Monday, January 4, 2010, 17:50 EST Leave a comment Go to comments

Methicillin-resistant Staphylococcus aureusAntibiotic-resistant bacteria are a growing problem in the United States. Microevolution explains why: species adapt to environmental changes in order to survive, and when the species are microbes, one such adaptation involves developing resistance to pharmaceutical therapies. Drug advertising and first-dollar insurance coverage have combined to encourage patients to demand that their doctors “do something” when they are sick, and for chest congestion or a sore throat or a low-grade fever, the “something” they demand is often an antibiotic—even for infections that would successfully resolve without one. We all know people who get sick and call their doctor “to get a script,” never considering that it may not be necessary or even warranted. Many of us also know doctors who will write the prescription because they feel it will placate the patient and ultimately won’t do any harm.
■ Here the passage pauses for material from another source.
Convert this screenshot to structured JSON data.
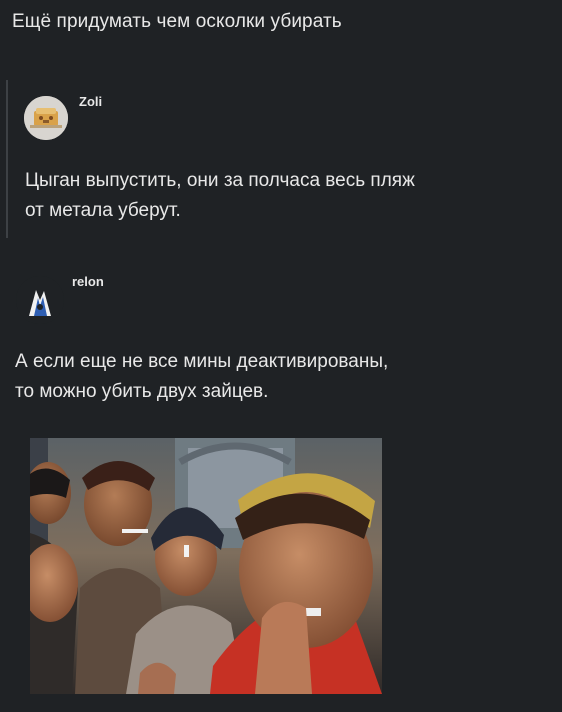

Almost reflexively, I avoid the tendency to call the doctor for symptoms I know from experience are viral. I have also learned to recognize the signs of a bacterial infection (higher fever, white patches in the throat, greenish mucus). My attitude is that if I’m wrong, I’ll find out soon enough, and waiting an extra day or two before starting an antibiotic is not going to cause any long-term damage. (That doesn’t mean I don’t get myself to a doctor if I don’t get better in reasonable time or take antibiotics when I need them. I learned a valuable lesson from a college friend who refused to go to the infirmary for a vicious sore throat and fever that he insisted would go away on its own, which it did after about two misereable weeks. His body did indeed fight what turned out to be a strep infection, but not before it caused permanent kidney damage.) They key is to be prudent and reasonable, which is the happy medium between ignoring a problem and demanding instantaneous relief.

Who knew my common-sense approach was the stuff of medical genius? It turns out that medical officials in Norway have adopted just such a strategy on a massive scale to successfully combat at least one devastating Staphylococcus bacterium, the dreaded MRSA, and it’s a strategy that may hold the key to other tough infections as well.

Twenty-five years ago, Norwegians were also losing their lives to this bacteria. But Norway’s public health system fought back with an aggressive program that made it the most infection-free country in the world. A key part of that program was cutting back severely on the use of antibiotics.

Now a spate of new studies from around the world prove that Norway’s model can be replicated with extraordinary success, and public health experts are saying these deaths — 19,000 in the U.S. each year alone, more than from AIDS — are unnecessary.

[ . . . ]

The World Health Organization says antibiotic resistance is one of the leading public health threats on the planet. A six-month investigation by The Associated Press found overuse and misuse of medicines has led to mutations in once curable diseases like tuberculosis and malaria, making them harder and in some cases impossible to treat.